Tuesday—I worked on the cast on  in the doctors waiting room, and then later at Knit night—I couldn't find my little tin that held all the stitch markers—and ended up cutting more. (thankfully I had a spare drinking straw handing in my project bag.) I was really bummed out. Its tedious to cut the straw into 1/16 of inch ring, and I REALLY liked the little green tin (Do you recognize it? Trader Joe's Green Tea mints—which I don't really like—I just like the tin!)

At the end of the night when I went to pay my bill—I found it! I had in haste, tucked the tin into my purse, not the into my project bag when we left the doctors office.

Wednesday was busy—B is home now, and still can't drive—so I have been his chauffeur—I don't mind—I get to use his car for my errands, too. What with my doctors appointment,  and his need for a trip to the pharmacy to pick up prescriptions, and then a trip to supermarket—mostly for him--(I picked up some frozen spinach—it's one of my staple greens these days)--Well,  no sewing got done.. and no knitting either.

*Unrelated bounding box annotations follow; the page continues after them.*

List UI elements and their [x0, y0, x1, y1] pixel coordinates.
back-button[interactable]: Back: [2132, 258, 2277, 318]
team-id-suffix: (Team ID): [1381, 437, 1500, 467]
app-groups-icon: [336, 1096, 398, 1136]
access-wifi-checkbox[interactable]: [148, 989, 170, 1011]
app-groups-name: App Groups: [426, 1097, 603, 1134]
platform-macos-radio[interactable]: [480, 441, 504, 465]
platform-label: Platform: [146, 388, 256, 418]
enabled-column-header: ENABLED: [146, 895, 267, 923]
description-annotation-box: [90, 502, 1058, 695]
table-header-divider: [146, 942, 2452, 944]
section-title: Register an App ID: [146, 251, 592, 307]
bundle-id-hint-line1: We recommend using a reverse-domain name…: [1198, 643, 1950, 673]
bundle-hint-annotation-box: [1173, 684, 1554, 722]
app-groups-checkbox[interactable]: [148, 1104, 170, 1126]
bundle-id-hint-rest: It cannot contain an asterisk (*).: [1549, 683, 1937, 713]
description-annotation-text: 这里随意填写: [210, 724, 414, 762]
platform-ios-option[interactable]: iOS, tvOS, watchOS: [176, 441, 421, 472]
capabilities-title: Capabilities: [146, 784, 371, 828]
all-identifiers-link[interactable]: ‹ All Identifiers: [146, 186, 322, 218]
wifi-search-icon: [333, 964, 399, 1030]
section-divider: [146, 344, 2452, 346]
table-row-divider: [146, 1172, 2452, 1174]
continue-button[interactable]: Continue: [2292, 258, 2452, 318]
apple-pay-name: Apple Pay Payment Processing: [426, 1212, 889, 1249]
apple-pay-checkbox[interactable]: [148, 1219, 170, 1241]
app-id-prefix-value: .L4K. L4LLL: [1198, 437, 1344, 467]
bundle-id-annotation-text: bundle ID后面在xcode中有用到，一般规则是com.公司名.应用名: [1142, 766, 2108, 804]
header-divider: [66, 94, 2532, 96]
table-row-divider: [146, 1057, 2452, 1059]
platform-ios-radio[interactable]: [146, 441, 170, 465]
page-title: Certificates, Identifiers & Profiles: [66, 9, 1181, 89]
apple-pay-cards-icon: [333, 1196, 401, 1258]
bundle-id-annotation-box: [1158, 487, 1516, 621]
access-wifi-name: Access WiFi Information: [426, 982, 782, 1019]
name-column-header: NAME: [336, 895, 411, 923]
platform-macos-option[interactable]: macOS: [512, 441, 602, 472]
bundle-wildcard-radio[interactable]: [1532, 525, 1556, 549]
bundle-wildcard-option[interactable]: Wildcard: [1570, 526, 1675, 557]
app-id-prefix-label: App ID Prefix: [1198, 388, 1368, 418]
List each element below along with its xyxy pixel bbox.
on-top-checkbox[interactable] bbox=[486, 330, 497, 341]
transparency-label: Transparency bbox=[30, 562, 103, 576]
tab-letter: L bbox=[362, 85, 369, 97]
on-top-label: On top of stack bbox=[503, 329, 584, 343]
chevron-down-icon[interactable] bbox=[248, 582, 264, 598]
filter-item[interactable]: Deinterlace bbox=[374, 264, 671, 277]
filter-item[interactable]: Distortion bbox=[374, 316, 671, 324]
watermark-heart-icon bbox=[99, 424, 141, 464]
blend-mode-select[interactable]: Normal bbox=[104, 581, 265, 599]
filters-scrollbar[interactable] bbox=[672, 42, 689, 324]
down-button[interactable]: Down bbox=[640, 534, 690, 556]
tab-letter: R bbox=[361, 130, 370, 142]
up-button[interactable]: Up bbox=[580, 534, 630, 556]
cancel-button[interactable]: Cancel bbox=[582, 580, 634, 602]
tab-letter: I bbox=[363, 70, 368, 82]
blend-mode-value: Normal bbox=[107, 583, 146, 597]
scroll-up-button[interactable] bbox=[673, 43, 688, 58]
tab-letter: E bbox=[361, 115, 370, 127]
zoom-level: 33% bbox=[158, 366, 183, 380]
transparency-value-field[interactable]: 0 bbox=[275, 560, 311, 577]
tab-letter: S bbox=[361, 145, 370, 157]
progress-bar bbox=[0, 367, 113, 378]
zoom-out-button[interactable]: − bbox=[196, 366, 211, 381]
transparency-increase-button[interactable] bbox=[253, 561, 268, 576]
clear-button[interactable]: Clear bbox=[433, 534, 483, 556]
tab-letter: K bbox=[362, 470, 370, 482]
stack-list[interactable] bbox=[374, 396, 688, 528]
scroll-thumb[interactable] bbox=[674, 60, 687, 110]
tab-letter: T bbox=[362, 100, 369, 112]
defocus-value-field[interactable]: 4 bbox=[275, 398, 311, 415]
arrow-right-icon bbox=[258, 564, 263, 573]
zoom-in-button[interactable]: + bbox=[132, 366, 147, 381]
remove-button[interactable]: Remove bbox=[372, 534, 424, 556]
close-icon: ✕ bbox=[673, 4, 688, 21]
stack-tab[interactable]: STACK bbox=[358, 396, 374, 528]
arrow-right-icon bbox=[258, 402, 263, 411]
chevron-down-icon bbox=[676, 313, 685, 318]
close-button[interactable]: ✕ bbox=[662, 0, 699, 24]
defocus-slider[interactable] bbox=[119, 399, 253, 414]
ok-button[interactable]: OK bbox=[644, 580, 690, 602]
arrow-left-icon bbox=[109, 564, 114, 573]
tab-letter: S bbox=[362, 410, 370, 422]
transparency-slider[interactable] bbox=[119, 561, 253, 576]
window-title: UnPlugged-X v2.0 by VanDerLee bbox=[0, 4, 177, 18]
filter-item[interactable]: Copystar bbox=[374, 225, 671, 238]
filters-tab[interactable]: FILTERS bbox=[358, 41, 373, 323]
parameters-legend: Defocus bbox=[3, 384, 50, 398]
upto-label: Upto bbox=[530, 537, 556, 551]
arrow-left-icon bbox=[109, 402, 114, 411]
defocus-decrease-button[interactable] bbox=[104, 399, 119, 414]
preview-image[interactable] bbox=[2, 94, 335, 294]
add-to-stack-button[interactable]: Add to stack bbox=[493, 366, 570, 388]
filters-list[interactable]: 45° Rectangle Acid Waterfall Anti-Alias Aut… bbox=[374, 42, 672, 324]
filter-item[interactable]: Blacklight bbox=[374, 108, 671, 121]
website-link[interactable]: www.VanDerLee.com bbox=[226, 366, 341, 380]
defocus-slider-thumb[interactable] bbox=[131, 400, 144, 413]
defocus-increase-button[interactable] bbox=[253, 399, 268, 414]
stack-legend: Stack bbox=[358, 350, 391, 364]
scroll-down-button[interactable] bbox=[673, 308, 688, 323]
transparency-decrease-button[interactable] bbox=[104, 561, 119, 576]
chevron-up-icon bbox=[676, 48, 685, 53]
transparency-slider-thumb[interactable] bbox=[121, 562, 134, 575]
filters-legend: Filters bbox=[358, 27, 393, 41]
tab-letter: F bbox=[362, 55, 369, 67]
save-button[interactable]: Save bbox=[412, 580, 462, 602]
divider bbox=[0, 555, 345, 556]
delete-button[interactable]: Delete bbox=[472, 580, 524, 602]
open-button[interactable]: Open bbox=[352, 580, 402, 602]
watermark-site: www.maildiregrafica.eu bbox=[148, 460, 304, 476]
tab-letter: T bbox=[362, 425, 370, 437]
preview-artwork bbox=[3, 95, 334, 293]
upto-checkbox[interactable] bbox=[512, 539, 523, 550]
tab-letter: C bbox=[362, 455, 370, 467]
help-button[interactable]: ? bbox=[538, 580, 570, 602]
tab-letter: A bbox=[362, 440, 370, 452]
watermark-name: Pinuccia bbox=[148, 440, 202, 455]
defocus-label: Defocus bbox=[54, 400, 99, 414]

I am still “off” I am having trouble sleeping (a rare thing for me) and having trouble working up the energy to do anything in the day... I want to start something new—but nothing has jumped out and said KNIT ME—Not a pattern, not a skein of yarn. Even the 2 skeins of white sock yarn haven't called out to be dyed into some new and different color way.

Even my sewing is going slow. But Spring will soon be here. And slowly the days will be long than the nights, and I will perk up.